I’d love to tell you all that I’ve been terribly busy these past few weeks, but we all know that lies make baby Jesus cry, therefore I am forced to admit that I’ve been up to nothing much at all and there is absolutely no reason for me not to have written more in the past few weeks, not an internet crisis, not Christmas, not plumb forgetting I even have a blog, nothing. No excuse. Just laziness. Well, that and I was reading a very un-spinstery book, which was magnificent but I felt no desire to blog about it (the book is Cormac McCarthy’s The Road, and it made me cry in front of people because it was so great – don’t finish it in a public place if you’re a sensitive spinster like I). I have since recovered and am back to reading good old-fashioned mystery novels, specifically, Mortal Remains In Maggody (hilarious so far, of course).
But what I’d really like to tell you about today is a great movie from 1980 starring Goldie Hawn and the United States Army, a movie in which she decides spinsterhood is preferable to marrying a rich French doctor who lives in a castle: Private Benjamin.
I Netflixed this movie at the behest of my roommate, who says the final scene made a lasting impression on her when she saw it as a child.
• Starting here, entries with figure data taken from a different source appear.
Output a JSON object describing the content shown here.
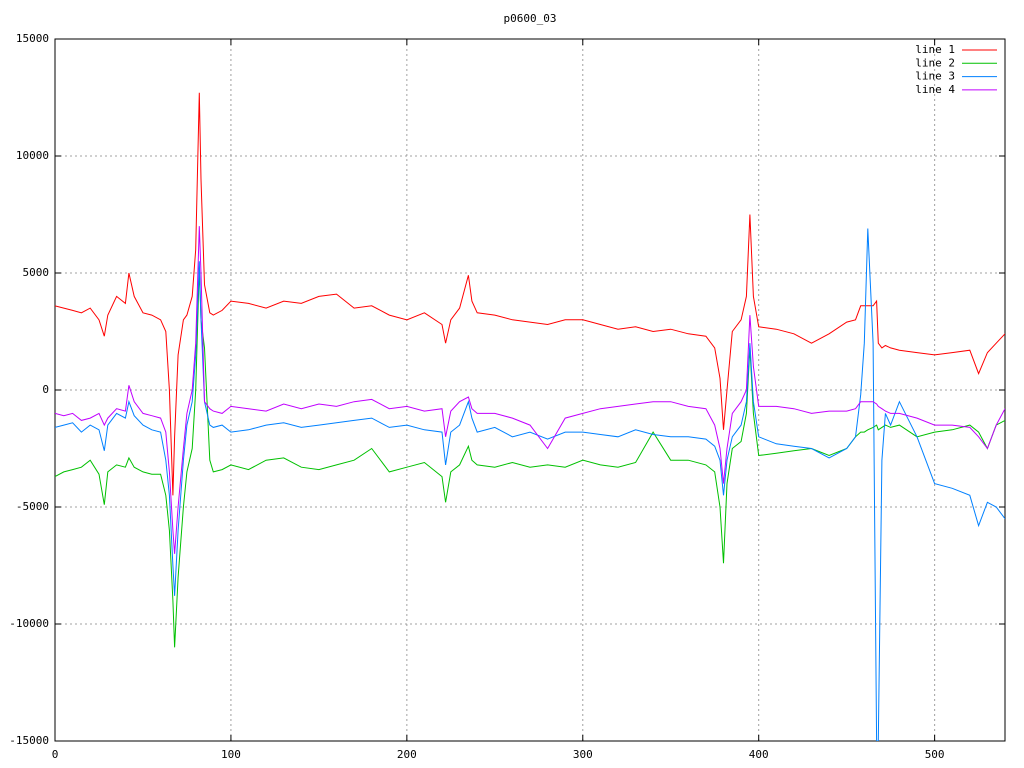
{
  "chart_data": {
    "type": "line",
    "title": "p0600_03",
    "x": [
      0,
      5,
      10,
      15,
      20,
      25,
      28,
      30,
      35,
      40,
      42,
      45,
      50,
      55,
      60,
      63,
      65,
      67,
      68,
      70,
      73,
      75,
      78,
      80,
      82,
      83,
      85,
      88,
      90,
      95,
      100,
      110,
      120,
      130,
      140,
      150,
      160,
      170,
      180,
      190,
      200,
      210,
      220,
      222,
      225,
      230,
      235,
      237,
      240,
      250,
      260,
      270,
      280,
      290,
      300,
      310,
      320,
      330,
      340,
      350,
      360,
      370,
      375,
      378,
      380,
      382,
      385,
      390,
      393,
      395,
      397,
      400,
      410,
      420,
      430,
      440,
      450,
      455,
      458,
      460,
      462,
      465,
      467,
      468,
      470,
      472,
      475,
      480,
      490,
      500,
      510,
      520,
      525,
      530,
      535,
      540
    ],
    "series": [
      {
        "name": "line 1",
        "color": "#ff0000",
        "values": [
          3600,
          3500,
          3400,
          3300,
          3500,
          3000,
          2300,
          3200,
          4000,
          3700,
          5000,
          4000,
          3300,
          3200,
          3000,
          2500,
          0,
          -4500,
          -2000,
          1500,
          3000,
          3200,
          4000,
          6000,
          12700,
          9000,
          4500,
          3300,
          3200,
          3400,
          3800,
          3700,
          3500,
          3800,
          3700,
          4000,
          4100,
          3500,
          3600,
          3200,
          3000,
          3300,
          2800,
          2000,
          3000,
          3500,
          4900,
          3800,
          3300,
          3200,
          3000,
          2900,
          2800,
          3000,
          3000,
          2800,
          2600,
          2700,
          2500,
          2600,
          2400,
          2300,
          1800,
          500,
          -1700,
          0,
          2500,
          3000,
          4000,
          7500,
          4000,
          2700,
          2600,
          2400,
          2000,
          2400,
          2900,
          3000,
          3600,
          3600,
          3600,
          3600,
          3800,
          2000,
          1800,
          1900,
          1800,
          1700,
          1600,
          1500,
          1600,
          1700,
          700,
          1600,
          2000,
          2400
        ]
      },
      {
        "name": "line 2",
        "color": "#00c000",
        "values": [
          -3700,
          -3500,
          -3400,
          -3300,
          -3000,
          -3600,
          -4900,
          -3500,
          -3200,
          -3300,
          -2900,
          -3300,
          -3500,
          -3600,
          -3600,
          -4500,
          -6000,
          -9000,
          -11000,
          -8000,
          -5000,
          -3500,
          -2500,
          0,
          5200,
          3000,
          1800,
          -3000,
          -3500,
          -3400,
          -3200,
          -3400,
          -3000,
          -2900,
          -3300,
          -3400,
          -3200,
          -3000,
          -2500,
          -3500,
          -3300,
          -3100,
          -3700,
          -4800,
          -3500,
          -3200,
          -2400,
          -3000,
          -3200,
          -3300,
          -3100,
          -3300,
          -3200,
          -3300,
          -3000,
          -3200,
          -3300,
          -3100,
          -1800,
          -3000,
          -3000,
          -3200,
          -3500,
          -5000,
          -7400,
          -4000,
          -2500,
          -2200,
          -1000,
          1800,
          -1000,
          -2800,
          -2700,
          -2600,
          -2500,
          -2800,
          -2500,
          -2000,
          -1800,
          -1800,
          -1700,
          -1600,
          -1500,
          -1700,
          -1600,
          -1500,
          -1600,
          -1500,
          -2000,
          -1800,
          -1700,
          -1500,
          -1800,
          -2500,
          -1500,
          -1300
        ]
      },
      {
        "name": "line 3",
        "color": "#0080ff",
        "values": [
          -1600,
          -1500,
          -1400,
          -1800,
          -1500,
          -1700,
          -2600,
          -1500,
          -1000,
          -1200,
          -500,
          -1100,
          -1500,
          -1700,
          -1800,
          -3000,
          -4500,
          -7500,
          -8800,
          -6000,
          -3000,
          -1500,
          -500,
          1500,
          5500,
          3000,
          -500,
          -1500,
          -1600,
          -1500,
          -1800,
          -1700,
          -1500,
          -1400,
          -1600,
          -1500,
          -1400,
          -1300,
          -1200,
          -1600,
          -1500,
          -1700,
          -1800,
          -3200,
          -1800,
          -1500,
          -500,
          -1200,
          -1800,
          -1600,
          -2000,
          -1800,
          -2100,
          -1800,
          -1800,
          -1900,
          -2000,
          -1700,
          -1900,
          -2000,
          -2000,
          -2100,
          -2400,
          -3000,
          -4500,
          -3000,
          -2000,
          -1500,
          -500,
          2000,
          -500,
          -2000,
          -2300,
          -2400,
          -2500,
          -2900,
          -2500,
          -2000,
          -200,
          2000,
          6900,
          2000,
          -15000,
          -15000,
          -3000,
          -1000,
          -1500,
          -500,
          -2000,
          -4000,
          -4200,
          -4500,
          -5800,
          -4800,
          -5000,
          -5500
        ]
      },
      {
        "name": "line 4",
        "color": "#c000ff",
        "values": [
          -1000,
          -1100,
          -1000,
          -1300,
          -1200,
          -1000,
          -1500,
          -1200,
          -800,
          -900,
          200,
          -500,
          -1000,
          -1100,
          -1200,
          -1800,
          -3500,
          -6000,
          -7000,
          -5000,
          -2500,
          -1000,
          0,
          2000,
          7000,
          5000,
          -500,
          -800,
          -900,
          -1000,
          -700,
          -800,
          -900,
          -600,
          -800,
          -600,
          -700,
          -500,
          -400,
          -800,
          -700,
          -900,
          -800,
          -2000,
          -900,
          -500,
          -300,
          -800,
          -1000,
          -1000,
          -1200,
          -1500,
          -2500,
          -1200,
          -1000,
          -800,
          -700,
          -600,
          -500,
          -500,
          -700,
          -800,
          -1500,
          -2500,
          -4000,
          -2500,
          -1000,
          -500,
          0,
          3200,
          1000,
          -700,
          -700,
          -800,
          -1000,
          -900,
          -900,
          -800,
          -500,
          -500,
          -500,
          -500,
          -600,
          -700,
          -800,
          -900,
          -1000,
          -1000,
          -1200,
          -1500,
          -1500,
          -1600,
          -2000,
          -2500,
          -1500,
          -800
        ]
      }
    ],
    "xlim": [
      0,
      540
    ],
    "xticks": [
      0,
      100,
      200,
      300,
      400,
      500
    ],
    "ylim": [
      -15000,
      15000
    ],
    "yticks": [
      -15000,
      -10000,
      -5000,
      0,
      5000,
      10000,
      15000
    ],
    "grid": true,
    "legend": "upper right"
  }
}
It made quite an impression on me too, and got the old mind whirling. In a semi-buzzed haze (red wine is always a pleasant accompaniment to movies) I started making all kinds of weird semiotic connections based on that last shot, mainly based on the fact that Goldie looks a bit like the Lady of Shallot in that scene.
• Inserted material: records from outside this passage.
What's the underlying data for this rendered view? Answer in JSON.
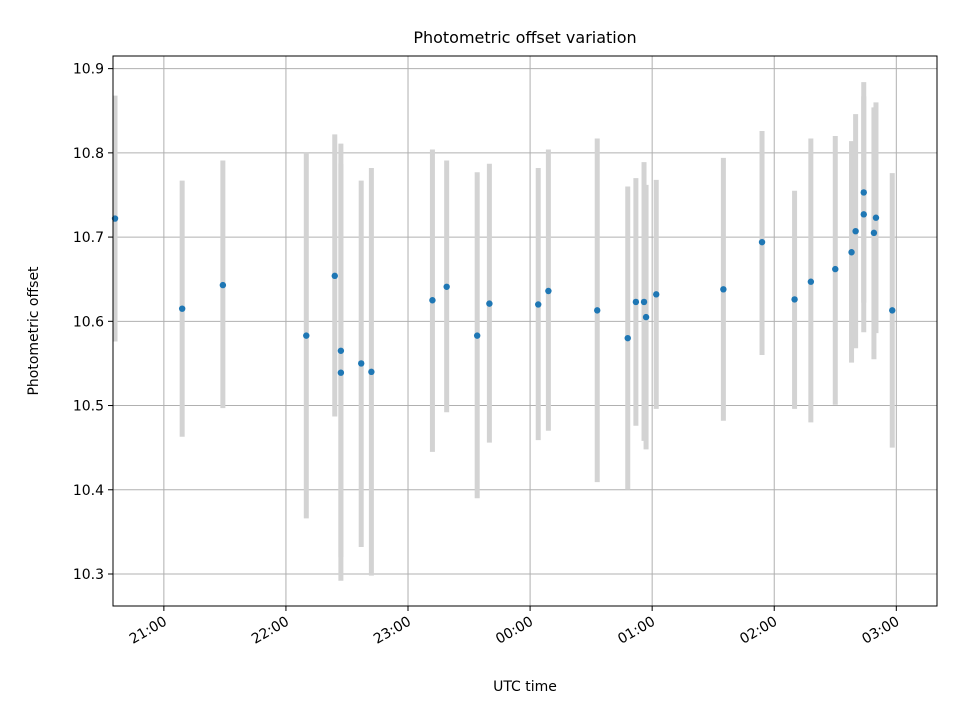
{
  "chart_data": {
    "type": "scatter",
    "title": "Photometric offset variation",
    "xlabel": "UTC time",
    "ylabel": "Photometric offset",
    "x_axis_type": "time",
    "xlim": [
      "20:35",
      "03:20"
    ],
    "ylim": [
      10.262,
      10.915
    ],
    "x_ticks": [
      "21:00",
      "22:00",
      "23:00",
      "00:00",
      "01:00",
      "02:00",
      "03:00"
    ],
    "y_ticks": [
      10.3,
      10.4,
      10.5,
      10.6,
      10.7,
      10.8,
      10.9
    ],
    "grid": true,
    "legend": "none",
    "colors": {
      "points": "#1f77b4",
      "error_bars": "#d3d3d3"
    },
    "points": [
      {
        "time": "20:36",
        "y": 10.722,
        "ylo": 10.576,
        "yhi": 10.868
      },
      {
        "time": "21:09",
        "y": 10.615,
        "ylo": 10.463,
        "yhi": 10.767
      },
      {
        "time": "21:29",
        "y": 10.643,
        "ylo": 10.497,
        "yhi": 10.791
      },
      {
        "time": "22:10",
        "y": 10.583,
        "ylo": 10.366,
        "yhi": 10.801
      },
      {
        "time": "22:24",
        "y": 10.654,
        "ylo": 10.487,
        "yhi": 10.822
      },
      {
        "time": "22:27",
        "y": 10.565,
        "ylo": 10.32,
        "yhi": 10.811
      },
      {
        "time": "22:27",
        "y": 10.539,
        "ylo": 10.292,
        "yhi": 10.787
      },
      {
        "time": "22:37",
        "y": 10.55,
        "ylo": 10.332,
        "yhi": 10.767
      },
      {
        "time": "22:42",
        "y": 10.54,
        "ylo": 10.298,
        "yhi": 10.782
      },
      {
        "time": "23:12",
        "y": 10.625,
        "ylo": 10.445,
        "yhi": 10.804
      },
      {
        "time": "23:19",
        "y": 10.641,
        "ylo": 10.492,
        "yhi": 10.791
      },
      {
        "time": "23:34",
        "y": 10.583,
        "ylo": 10.39,
        "yhi": 10.777
      },
      {
        "time": "23:40",
        "y": 10.621,
        "ylo": 10.456,
        "yhi": 10.787
      },
      {
        "time": "00:04",
        "y": 10.62,
        "ylo": 10.459,
        "yhi": 10.782
      },
      {
        "time": "00:09",
        "y": 10.636,
        "ylo": 10.47,
        "yhi": 10.804
      },
      {
        "time": "00:33",
        "y": 10.613,
        "ylo": 10.409,
        "yhi": 10.817
      },
      {
        "time": "00:48",
        "y": 10.58,
        "ylo": 10.4,
        "yhi": 10.76
      },
      {
        "time": "00:52",
        "y": 10.623,
        "ylo": 10.476,
        "yhi": 10.77
      },
      {
        "time": "00:56",
        "y": 10.623,
        "ylo": 10.458,
        "yhi": 10.789
      },
      {
        "time": "00:57",
        "y": 10.605,
        "ylo": 10.448,
        "yhi": 10.762
      },
      {
        "time": "01:02",
        "y": 10.632,
        "ylo": 10.496,
        "yhi": 10.768
      },
      {
        "time": "01:35",
        "y": 10.638,
        "ylo": 10.482,
        "yhi": 10.794
      },
      {
        "time": "01:54",
        "y": 10.694,
        "ylo": 10.56,
        "yhi": 10.826
      },
      {
        "time": "02:10",
        "y": 10.626,
        "ylo": 10.496,
        "yhi": 10.755
      },
      {
        "time": "02:18",
        "y": 10.647,
        "ylo": 10.48,
        "yhi": 10.817
      },
      {
        "time": "02:30",
        "y": 10.662,
        "ylo": 10.501,
        "yhi": 10.82
      },
      {
        "time": "02:38",
        "y": 10.682,
        "ylo": 10.551,
        "yhi": 10.814
      },
      {
        "time": "02:40",
        "y": 10.707,
        "ylo": 10.568,
        "yhi": 10.846
      },
      {
        "time": "02:44",
        "y": 10.753,
        "ylo": 10.622,
        "yhi": 10.884
      },
      {
        "time": "02:44",
        "y": 10.727,
        "ylo": 10.587,
        "yhi": 10.867
      },
      {
        "time": "02:49",
        "y": 10.705,
        "ylo": 10.555,
        "yhi": 10.854
      },
      {
        "time": "02:50",
        "y": 10.723,
        "ylo": 10.586,
        "yhi": 10.86
      },
      {
        "time": "02:58",
        "y": 10.613,
        "ylo": 10.45,
        "yhi": 10.776
      }
    ]
  }
}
But I’m getting a bit ahead of myself. First, the film. I liked it quite a bit, and thought Goldie did a great job proving her comic chops. The general consensus seems to be that it isn’t as funny as Stripes but that it’s pretty good and Goldie is terrific. A lot of folks seem to think it’s dated, and some find the third act really boring and strange, like a different movie. I have to admit that there was a feeling of disconnect when we swung into act three (and confusion, since Goldie’s voice over says she’s in Belgium just as we’re looking at a shot of Paris, but whatever), but I kind of like that: it’s abrupt, but it’s such a departure from the structural formula that I thought it was kind of fun. And if you found the third act boring I think you missed a lot of the point of that film – and it’s not like it was super subtle, so there’s really no excuse here.
I personally liked the film quite a bit, as is to be expected, because I’m such a big ole feminist. Girl wants to leave philandering jerk and have a real career, that’s fine by me. And no, that’s not dated. That’s never dated. Not marrying jerks is always fresh. A Hollywood cliché, yes, but always a good idea in real life.
Okay, now that Lady of Shallot thing.
In the final shot of the film, Goldie tosses her veil and strides confidently out into the French countryside to meet her fate. Looking at her in her white dress with all that “bright hair streaming down” made me think of the Waterhouse painting of the Lady of Shallot. Observe:
The Lady of Shallot
Alright, so big deal. So she looks like some painting. But it’s kind of interesting given that the Lady of Shallot was stuck in some tower, broke the rules and died, and Judy Benjamin was stuck in a symbolic tower, broke the rules but instead of dying, she triumphs.
And what about all that “crazy” talk that her parents give her, telling people she’s in a mental home, telling her she doesn’t know her own mind, she can’t make her own decisions? And her jerk of a fiancé trying to gaslight her, telling her she’s being crazy to imagine him sleeping with the maid (which he later confesses to, using the exact phrase, “OK I slept with her one night when you were acting CRAZY”)??? Everyone around her is telling her she’s crazy, she’s got this insane-looking hair and the same crazed look in her eyes she had at the beginning of the film, she looks like a raving Victorian madwoman! And then all of a sudden she begins to see clearly, she stops looking at life through a mirror (if you will) and faces it straight on. Only instead of boating to her death downriver to Camelot, she marches gracefully along on her way, never looking back.
Call me nuts, but it’s always bugged me how the patriarchy will tell a perfectly normal woman that she’s acting insane just because she doesn’t want to conform to their damn standards. All that was subtextually expressed in this film, from the more overt lines of dialogue (OK, I guess the subtext was text there) to the imagery of the lady in white in the final shot.
And all the army stuff was funny as hell, too.